Warm sheltered site
Seed of most species does not need light to germinate. But once germinated, the tiny seedlings need gentle light, and in the wild are generally sheltered from full sun and drying winds by features such as bushes, tussocks, trees and logs.

Place the trays in a warm sheltered spot with 50 to 80 per cent shade away from such threats as hens, pups, footballs and livestock One of the following sites is often suitable: an area beneath shrubs which receives shade and dappled sunlight, a small shelter covered with shadecloth, a glass-house or a sunny room. As fungal diseases can be spread by water, avoid standing the trays on damp soil or where water collects.

A site which is too shady may produce weak seedlings and encourage plant diseases. Good ventilation reduces the likelihood of fungal disease.

Watering
Once or twice a day and more often in very hot weather, water the trays by bottom-watering or a fine spray. Keep the mix always moist and do not let it dry out - avoid go-stop-go germination. If the mix dries out after seed begins to sprout, many seedlings will die.

But avoid over-watering and long periods of sodden mix as this could lead to heavy losses from diseases due to fungi. For the same reason, avoid splashing muddy water on to the trays. In hot, sunny weather, if watering in the open with a spray, apply water in the morning or late afternoon, as water sprayed on leaves around mid-day may heat
up in strong sunlight and scald the plants.

Check trays regularly for germination, and be prepared to take quick action at the first sign of disease or attack by pests such as slugs.

Temperatures
A sowing mix temperature of 20 to 25 C is ideal for germinating seed of most native trees, although 15 to 20 or even cooler is ideal for some species, and some tropical species prefer 25 to 35. Each species has an optimum temperature for germination but can tolerate considerable variation around this.

If you want to check temperatures accurately, buy a small horticultural thermometer and stand it up in the sowing mix with its bulb buried.

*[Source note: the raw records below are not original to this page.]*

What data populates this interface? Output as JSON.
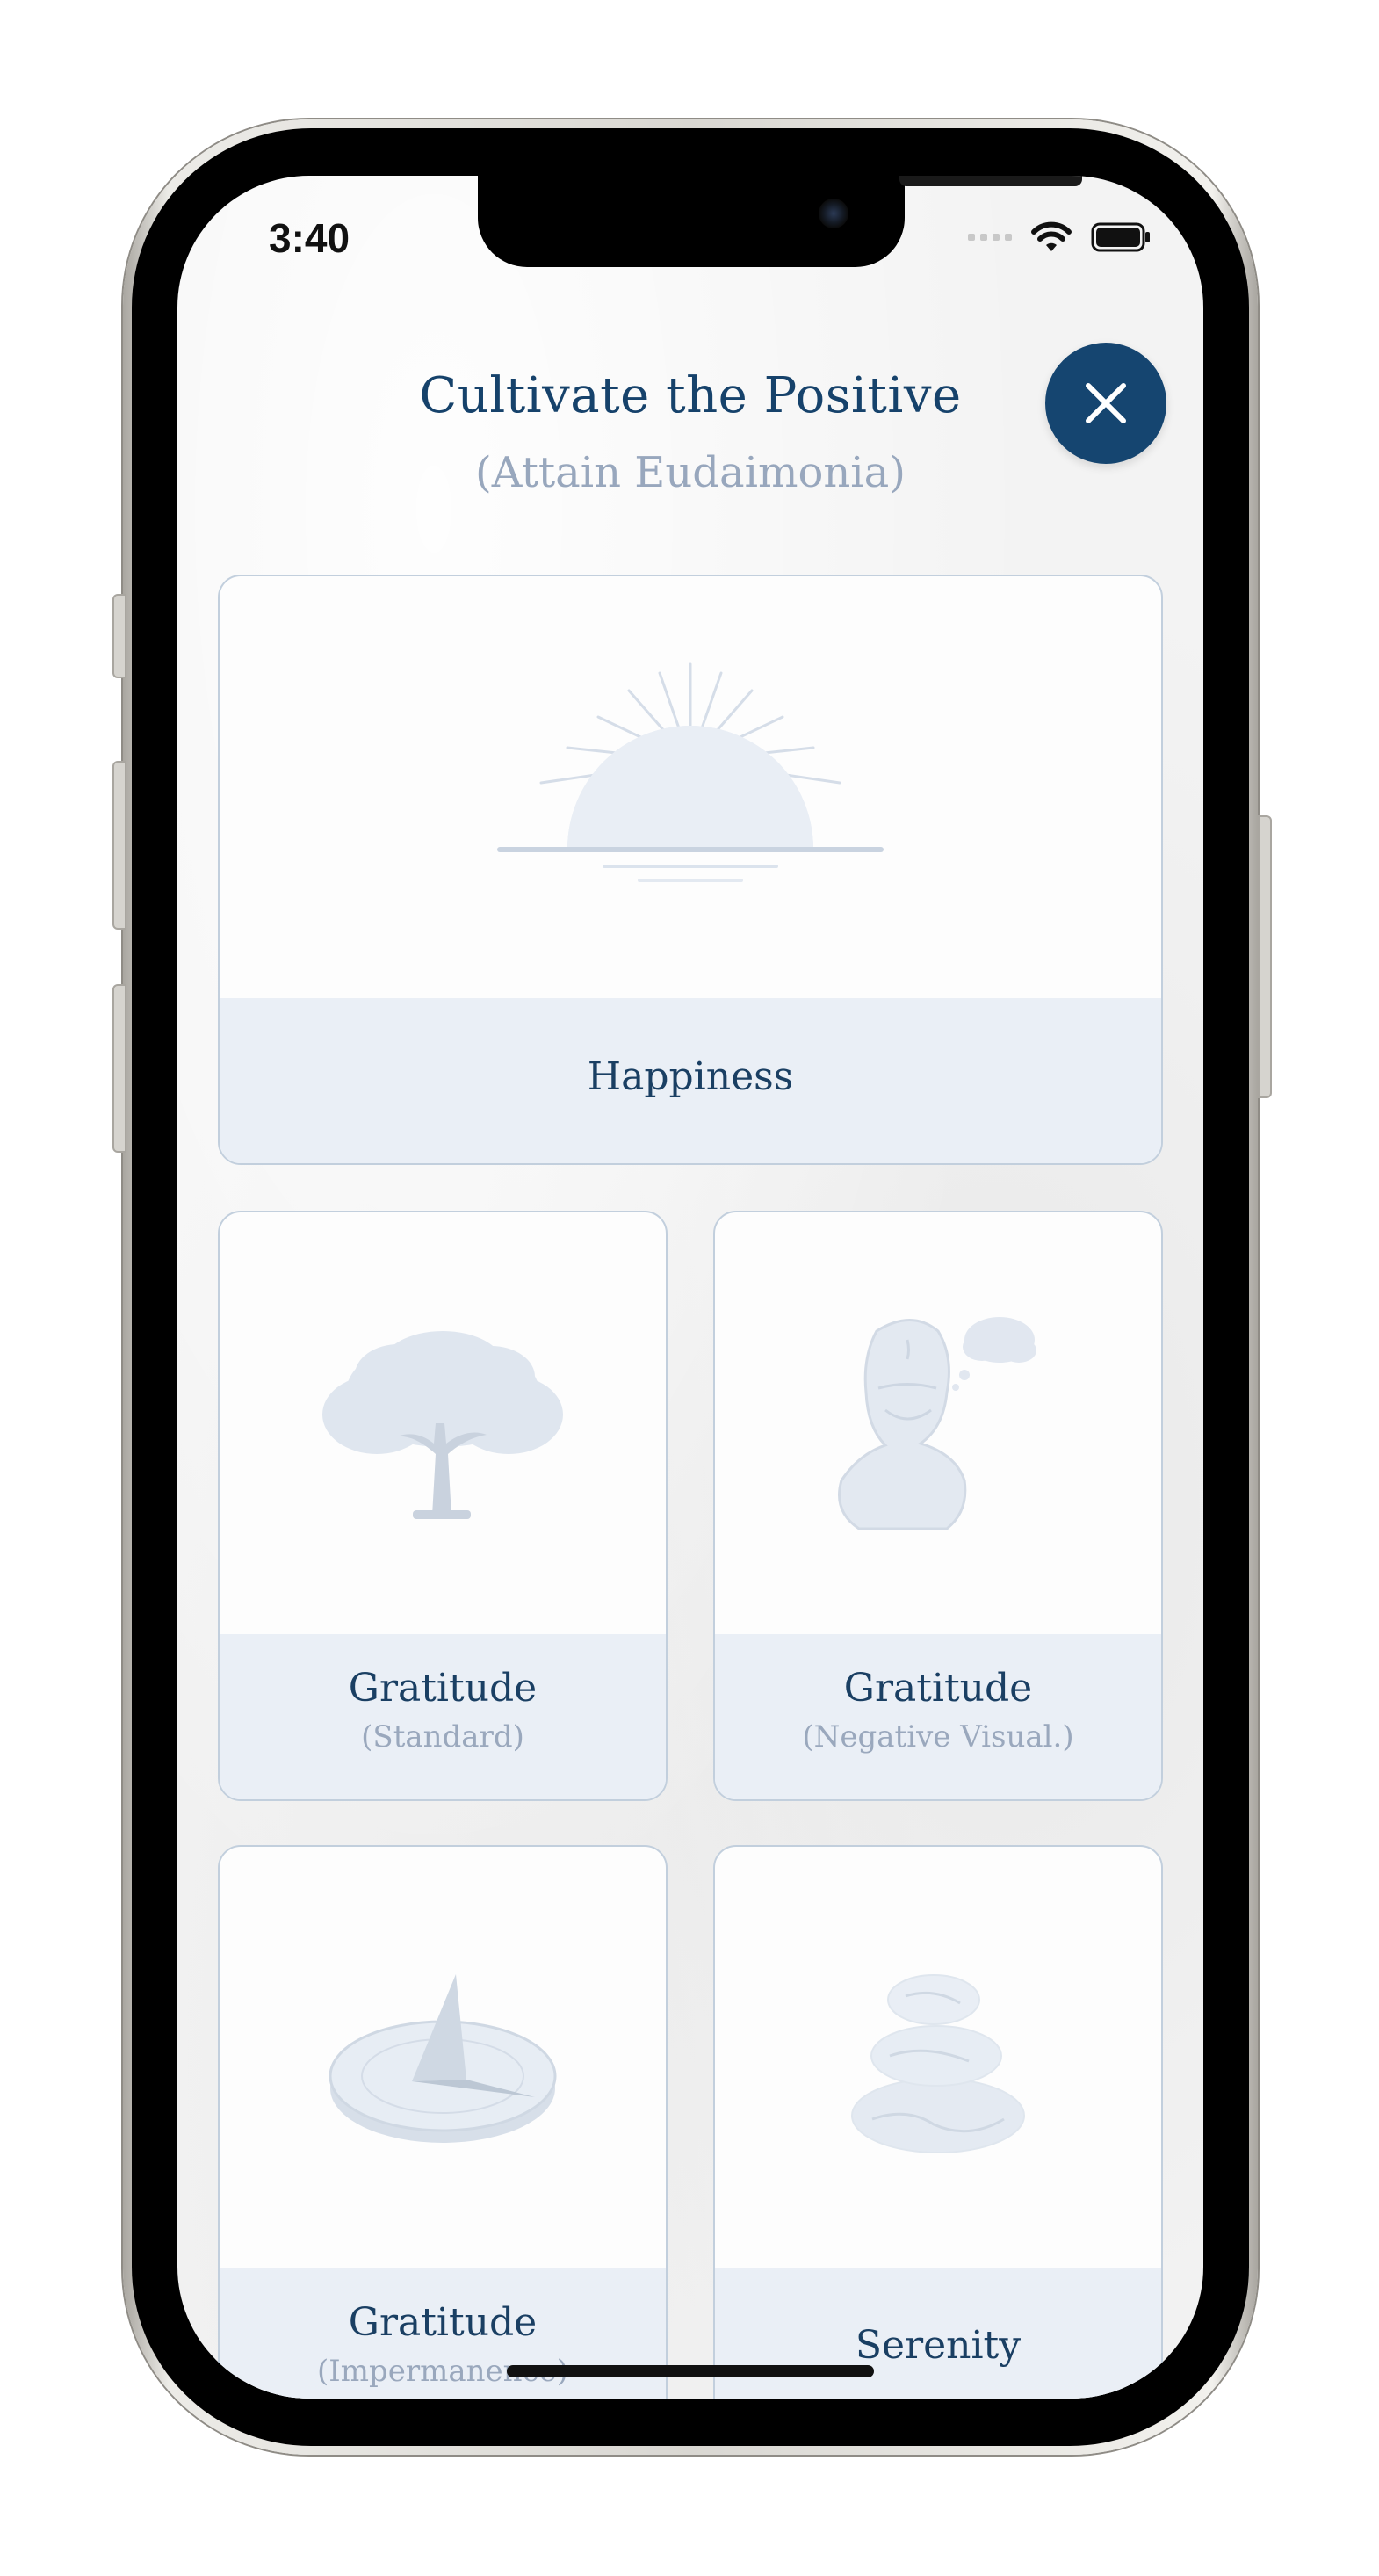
{
  "status_bar": {
    "time": "3:40"
  },
  "header": {
    "title": "Cultivate the Positive",
    "subtitle": "(Attain Eudaimonia)",
    "close_icon": "close-icon"
  },
  "cards": [
    {
      "label": "Happiness",
      "sublabel": "",
      "icon": "sunrise-icon"
    },
    {
      "label": "Gratitude",
      "sublabel": "(Standard)",
      "icon": "tree-icon"
    },
    {
      "label": "Gratitude",
      "sublabel": "(Negative Visual.)",
      "icon": "philosopher-bust-icon"
    },
    {
      "label": "Gratitude",
      "sublabel": "(Impermanence)",
      "icon": "sundial-icon"
    },
    {
      "label": "Serenity",
      "sublabel": "",
      "icon": "stacked-stones-icon"
    }
  ],
  "colors": {
    "accent": "#154570",
    "title": "#16426b",
    "subtitle": "#98a7bd",
    "card_label_bg": "#eaeff6",
    "card_border": "#c2cfdd",
    "illustration": "#dfe6ef"
  }
}
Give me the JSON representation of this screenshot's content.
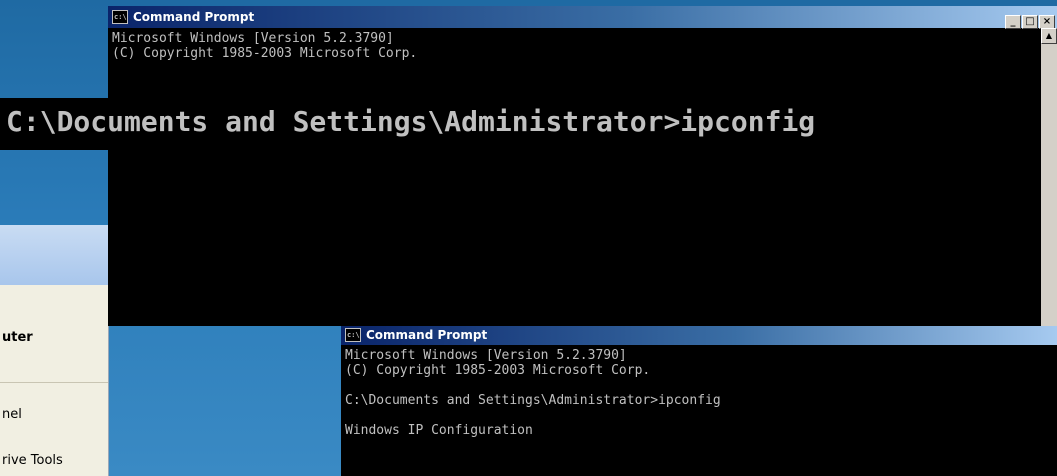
{
  "desktop": {
    "menu_items": [
      {
        "label": "uter",
        "bold": true
      },
      {
        "label": "nel",
        "bold": false
      },
      {
        "label": "rive Tools",
        "bold": false
      }
    ]
  },
  "window_back": {
    "title": "Command Prompt",
    "icon": "cmd-icon",
    "icon_text": "c:\\",
    "buttons": {
      "minimize": "_",
      "maximize": "□",
      "close": "×"
    },
    "lines": [
      "Microsoft Windows [Version 5.2.3790]",
      "(C) Copyright 1985-2003 Microsoft Corp."
    ]
  },
  "zoom": {
    "prompt_text": "C:\\Documents and Settings\\Administrator>ipconfig"
  },
  "window_front": {
    "title": "Command Prompt",
    "icon": "cmd-icon",
    "icon_text": "c:\\",
    "lines": [
      "Microsoft Windows [Version 5.2.3790]",
      "(C) Copyright 1985-2003 Microsoft Corp.",
      "",
      "C:\\Documents and Settings\\Administrator>ipconfig",
      "",
      "Windows IP Configuration"
    ]
  }
}
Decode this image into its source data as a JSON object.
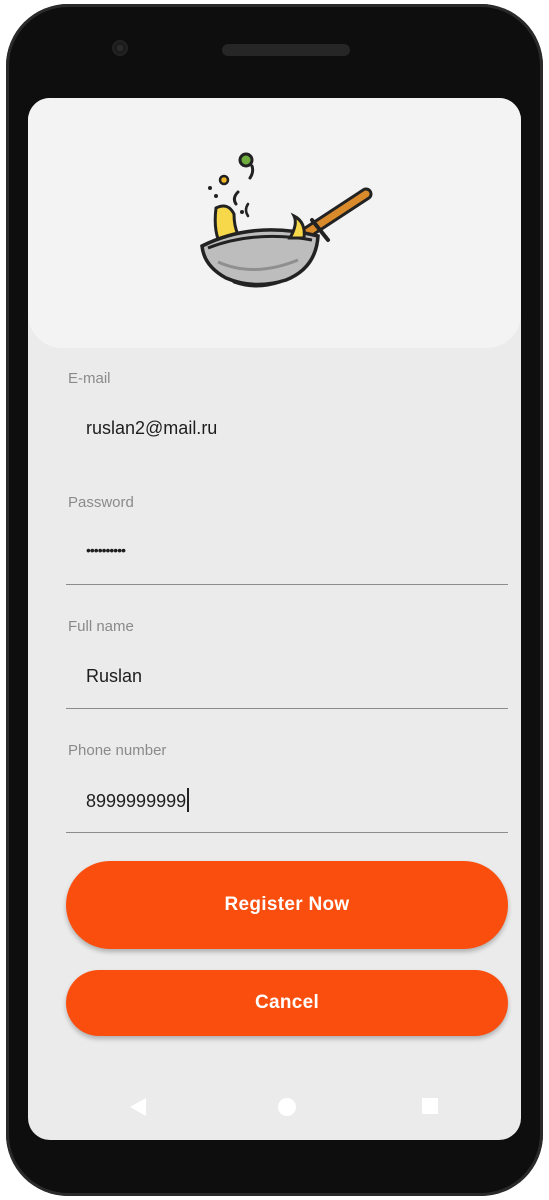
{
  "form": {
    "email": {
      "label": "E-mail",
      "value": "ruslan2@mail.ru"
    },
    "password": {
      "label": "Password",
      "value": "••••••••••"
    },
    "full_name": {
      "label": "Full name",
      "value": "Ruslan"
    },
    "phone": {
      "label": "Phone number",
      "value": "8999999999"
    }
  },
  "buttons": {
    "register": "Register Now",
    "cancel": "Cancel"
  },
  "colors": {
    "accent": "#fa4e0e",
    "background": "#ebebeb",
    "header": "#f3f3f3"
  },
  "icons": {
    "logo": "wok-pan-icon",
    "nav_back": "back-triangle-icon",
    "nav_home": "home-circle-icon",
    "nav_recent": "recent-apps-square-icon"
  }
}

Or place a maximum-minimum thermometer next to the trays to see how the temperature changes from night to day and from one day to the next.

If nights are cool, bring the trays into a warm room or shed at night, or cover them with a tarpaulin or bags laid over a light frame or an upturned box. Artificial heating allows seeds to be germinated even in winter. A small propagation unit warmed by electricity can be bought and can produce batches of up to 200 or 300 seedlings.

Alternatively, obtain a polystyrene vegetable box with sides level at the top, and also a sheet of 6 mm glass slightly larger in size than the top. Stand the box in a sunny spot, place the germination trays in it and lay the glass sheet on top. Use a small piece of wood to raise one end of the sheet about 5 mm off the box top.

Check temperatures in the box with a thermometer to avoid over-heating, and raise or lower the temperature by changing the space between glass and box. A piece of shadecloth laid over the glass can also reduce temperatures. Be especially watchful for that sudden unusually-hot day which can overheat and kill plants.

Use of fertiliser
Seedlings in germination trays generally grow steadily without fertiliser, but once a week a complete water-soluble fertiliser can be sprayed on the leaves from a hand spray or added to the water used for bottom-watering. If spraying the leaves, spray during early morning or late afternoon to avoid burning the leaves.

Don't over-fertilise: more is not necessarily better.